Golden sand, jiggling samba queens in slinky rhinestone nothings, the slushing ice and lime in a caipirinha, and a bossa nova singer’s minor-key coo: so goes the standard travelogue of Brazil. Except for the caipirinha and one peripheral Gisele sighting, none of this corresponds to the Brazil I know best. I’ve done the tropical beach getaway, and it’s been transcendent, but for me, the chaotic metropolis of São Paulo is a far more engaging place, full of creativity, traffic, sprawl, and electric contradiction.

Built over a former swamp, with no waves to surf or wild river to ford, São Paulo is 800 square miles shared by more than 16 million people of vast ethnic diversity: Italians, Germans, Portuguese, Africans, and the largest Japanese community outside of Japan. (To put the numbers in perspective, that’s twice as many people as in New York City.) I first visited the city four years ago, for its fashion week—a massive pop-cultural event rivaled only by the World Cup in Brazilian TV ratings—and my debut afternoon there set the tone for every return trip to follow. Emerging from a crowded, graffiti-lined highway into the center of town, I came face-to-hoof with the Monumento às Bandeiras, Victor Brecheret’s magnificently imposing sculpture depicting Portuguese conquistadores on horseback leading Indians and Africans on a journey to the interior. Begun in 1921 and inaugurated in 1953, the granite hulk juts out of a busy intersection on the edge of São Paulo’s vast central park, Ibirapuera, a teeming meeting point between nature, history, and gridlock, and a reminder of how the city has evolved from a literal jungle into an urban one. Once I’d checked into—and quickly become bored by—my overdesigned hotel, I had a few hours to myself and decided to go for a walk. (I didn’t yet know that no one does this in São Paulo.) Traversing a wide, sooty street lined with brashly colored two-story houses serving, bizarrely, as medical, dental, and plastic-surgery clinics, I turned into Jardim América, one of the poshest garden neighborhoods I’d ever seen. Around me were slick International Style houses and ivy-covered colonials shaded by every kind of tree you can imagine. The lots were huge, the streets winding, and the contrast between the expensive silence—my footsteps were softened by a lilac carpet of fallen dilobo blossoms, moistened by rain—and the choking diesel fumes and discount lingerie boutiques 15 blocks away was immense. This was when I realized that the tropicalism for which Brazil became famous does exist in São Paulo, but in isolated pockets, filtered through an architect’s imagination—more an idea than a raw reality.

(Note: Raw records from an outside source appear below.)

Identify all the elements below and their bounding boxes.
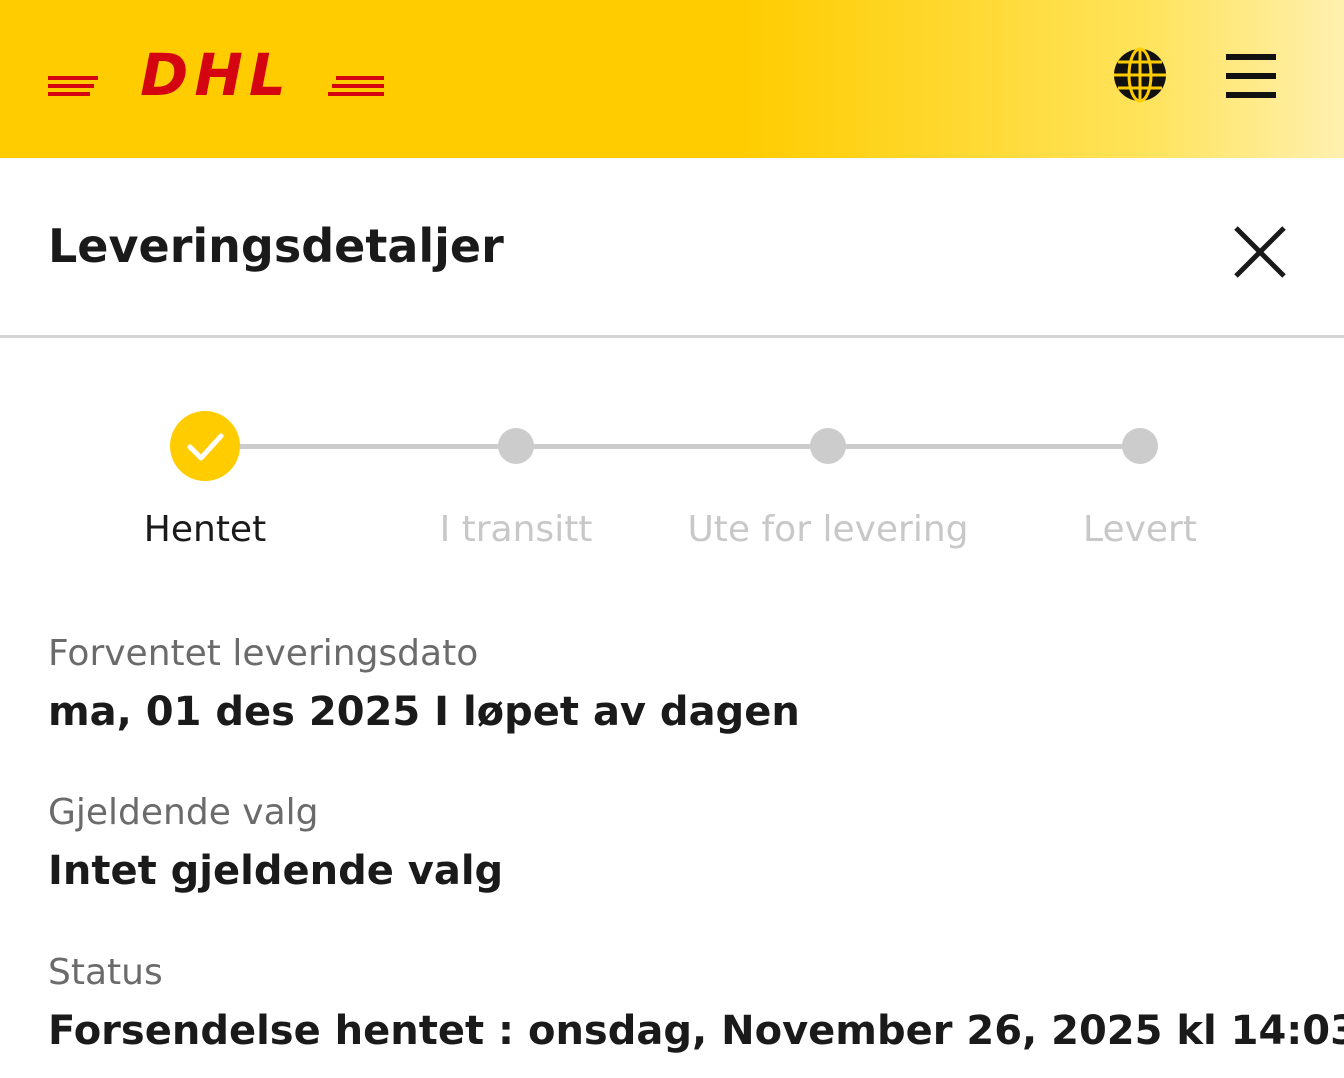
language-button[interactable]	[1110, 46, 1170, 104]
close-button[interactable]	[1228, 220, 1292, 284]
current-choice-section: Gjeldende valg Intet gjeldende valg	[48, 791, 503, 897]
hamburger-menu-icon	[1226, 54, 1276, 98]
globe-icon	[1114, 47, 1166, 103]
app-header: DHL	[0, 0, 1344, 158]
progress-track	[240, 444, 1140, 449]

Though much of São Paulo’s pulsing energy is due to its congestion—made less oppressive by Brazilians’ quickness to smile—the city’s historic lack of planning has helped. São Paulo’s endless streets conform to no orderlygrid, so blocks upon blocks of high-rises—many of them washed in pastels or sprayed with confetti mosaics—stand shoulder-to-shoulder like chatty guests hobnobbing at a cocktail party, their clusters shot through here and there by arching freeway overpasses. The few Baroque buildings that have survived are engulfed by 1950’s and 60’s towers, many of these shopworn enough to lend the cityscape an air of decadence. Where there is greenery—as in Ibirapuera, in Parque Buenos Aires, in the graceful, 19th-century neighborhood of Higienópolis, in the unmissable gardens of the Fundação Maria Luisa e Oscar Americano, or in upper-class areas like Jardins and Morumbi—it’s lush. There are said to be 50 species of birds at Oscar Americano alone, but there are also giant tracts of the city where telephone poles have taken the place of trees.